Dissecting The Diversified Machinery Industry

Includes: CMI, DOV, GE, ITW
by: Dividendinvestr

By Renee O'Farrell

Diversified machinery is a smart industry for investors to look toward now that the economy is on the mend. As companies look to expand their operations, they will need equipment to do so. This means that the companies that make that equipment are going to see a surge in profits and, as such, will be amongst the first to realize the improvements in the economy.

General Electric (NYSE:GE) is the top company in the diversified machinery industry. It recently traded for $18.71 a share, up just over 7% year to date. At that price, the $201.26 billion market cap company is trading at 10.80 times its forward earnings. Over the past 5 years, the company's earnings have fallen by an average of 8% a year, but hopes are a little higher going forward. Analysts expect GE's earnings will increase by an average rate of 13% over the next 5 years. GE also pays a 3.58% dividend yield on a 52.18% payout ratio. Warren Buffett's Berkshire Hathaway (NYSE:BRK.B) is a fan of GE, as is Ken Fisher's Fisher Asset Management and David E. Shaw's D E Shaw.

Illinois Tool Works (NYSE:ITW) is much smaller with a market cap of just $26.92 billion but it manufactures many of the same things GE does. ITW is also positioned similarly. It recently traded at $55.73 a share, which is 12 times its forward earnings and up 21.48% so far this year. Over the past 5 years, ITW's earnings have increased by 8.20% a year on average. Going forward, the consensus is that the company's earnings will increase by 12.26%. ITW also pays a comparable dividend to GE. The company pays a 2.55% dividend yield on a 36.51% payout ratio. In other words, ITW is positioned very much like GE, but GE is still a better choice.
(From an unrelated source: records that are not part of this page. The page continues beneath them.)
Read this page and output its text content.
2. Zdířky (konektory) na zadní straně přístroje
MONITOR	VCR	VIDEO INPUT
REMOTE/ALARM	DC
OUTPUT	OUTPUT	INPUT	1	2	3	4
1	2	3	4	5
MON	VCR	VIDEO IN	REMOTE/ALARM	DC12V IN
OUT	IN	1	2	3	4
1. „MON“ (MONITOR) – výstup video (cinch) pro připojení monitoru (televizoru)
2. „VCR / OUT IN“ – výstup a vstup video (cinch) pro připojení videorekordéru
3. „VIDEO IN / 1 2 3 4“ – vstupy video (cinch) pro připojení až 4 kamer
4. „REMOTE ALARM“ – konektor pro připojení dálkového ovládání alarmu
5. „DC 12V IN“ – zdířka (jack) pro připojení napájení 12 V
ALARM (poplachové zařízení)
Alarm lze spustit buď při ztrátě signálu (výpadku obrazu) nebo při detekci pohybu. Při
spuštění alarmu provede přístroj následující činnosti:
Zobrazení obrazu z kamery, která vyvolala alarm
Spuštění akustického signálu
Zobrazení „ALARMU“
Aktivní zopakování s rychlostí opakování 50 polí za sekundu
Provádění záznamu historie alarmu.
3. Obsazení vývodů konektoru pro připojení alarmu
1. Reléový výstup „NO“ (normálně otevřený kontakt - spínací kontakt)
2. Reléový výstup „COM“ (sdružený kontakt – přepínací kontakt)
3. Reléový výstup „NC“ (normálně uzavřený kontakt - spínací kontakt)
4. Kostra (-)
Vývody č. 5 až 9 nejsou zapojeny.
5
The $20.46 billion market cap rival Cummins (NYSE:CMI) would be a better choice than ITW and roughly on par with GE. CMI is priced at just over $104 a share, which is just 8.88 times its forward earnings. The company's share price has increased 21.36% year to date. CMI's dividend yield is only 1.50% but its payout ratio is just 14.34%. Also, the company's average earnings growth over the past 5 years was 21.88%. Its earnings are expected to continue to grow at a rate of 15.16% a year on average over the next 5 years. Jim Simons' Renaissance Technologies, Ken Griffin's Citadel Investment Group and Donald Chiboucis' Columbus Circle Investors are bullish about CMI.

Dover (NYSE:DOV) is another competitor in this industry, albeit a much smaller one. It has a market cap of $10.80 billion and recently traded at $58.47 a share, up 1.78% so far this year. DOV also pays a dividend of 2.14% on a payout ratio of 26%. The company's earnings have grown by 9.10% a year on average over the past 5 years. Going forward, analysts say the company's earnings will increase by an average of 11.13% a year for the next 5 years. At its current price, DOV is trading at 10.63 times its forward earnings.

Disclosure: I have no positions in any stocks mentioned, and no plans to initiate any positions within the next 72 hours.